I wish I could say that we are doing something about it. We are not. It is true that the youth groups are agitated. Yavneh, Lubavitch, the NCSY, Hillel, all the young people and advisers in the campus groups are very alarmed and have appealed to their parent groups in the adult community for emergency help. But the adult groups are studying the statistics and evaluating them. I know that before long, the adult groups will take over and do something. They probably will repeat what happened with Soviet Jewry – the adult institutions debated and debated; but until the young people came and made a tumult and shook the pillars, nothing happened. Afterwards, the great Jewish organizations acted as if this was their battle all along. So that probably something will be done eventually – but God only knows how many more Jewish children will be lost because for them we may come too late.
What must be done?
First, we must train a “mobile task force” of Jewish university students who will speak to the potential converts to Christianity, and who will appear at the various rallies to present our case.
Second, we must have adequate literature to answer the claims of the Christian missionaries.
Third, it may be necessary, unpleasant though it is, to publish polemical literature attacking evangelical Christians on their own grounds.
But all the above are first-aid, the “band-aids” that we bring to the problem.

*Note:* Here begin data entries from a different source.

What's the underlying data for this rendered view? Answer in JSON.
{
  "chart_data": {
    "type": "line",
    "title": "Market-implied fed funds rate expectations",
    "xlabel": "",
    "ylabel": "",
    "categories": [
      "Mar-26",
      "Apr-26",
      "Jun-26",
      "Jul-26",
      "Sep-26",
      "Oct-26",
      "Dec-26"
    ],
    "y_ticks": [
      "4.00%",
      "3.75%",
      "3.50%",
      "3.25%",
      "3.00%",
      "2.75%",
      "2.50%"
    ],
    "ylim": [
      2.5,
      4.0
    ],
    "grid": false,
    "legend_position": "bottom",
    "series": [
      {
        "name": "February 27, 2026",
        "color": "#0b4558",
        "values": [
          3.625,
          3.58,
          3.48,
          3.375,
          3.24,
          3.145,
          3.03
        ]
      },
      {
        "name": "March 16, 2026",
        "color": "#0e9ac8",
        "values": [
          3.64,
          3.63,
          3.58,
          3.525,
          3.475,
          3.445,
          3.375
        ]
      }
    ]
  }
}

These are necessary actions, but they do not attack the problem at its roots. Above all else, what is really fundamental, what is necessary to assure our survival into the future, is to reshape the whole appearance and reality of the Jewish community so that indeed it will be more Jewish. We must do today what God did to Isaac of old: יצר קלסתר פניו של יצחק דומה לאברהם, we must remake ourselves and reform ourselves and remold ourselves as genuinely Jewish. We must undertake a much more serious effort at Jewish education. We must pay more, and more serious attention to Jewish education on a higher level, on campus, and for campus-age people. We must stress genuine Jewish observance at home. We must prevent this disease of Christianity from infecting Jewish children – even before the Jewish child is born.
This must be our major task. When we will do that, we will obliterate the obscene rumor and lay it to rest for once and for all. Then, יעידו הכל אברהם הוליד את יצחק, the world will recognize that Jews are not only the children of Sarah, but also the children of Abraham; that the heritage of our fathers still lives; that only those who are both the children of Sarah and Abraham are legitimate Jews; and that the blessing of Abraham will come to those who are so identified.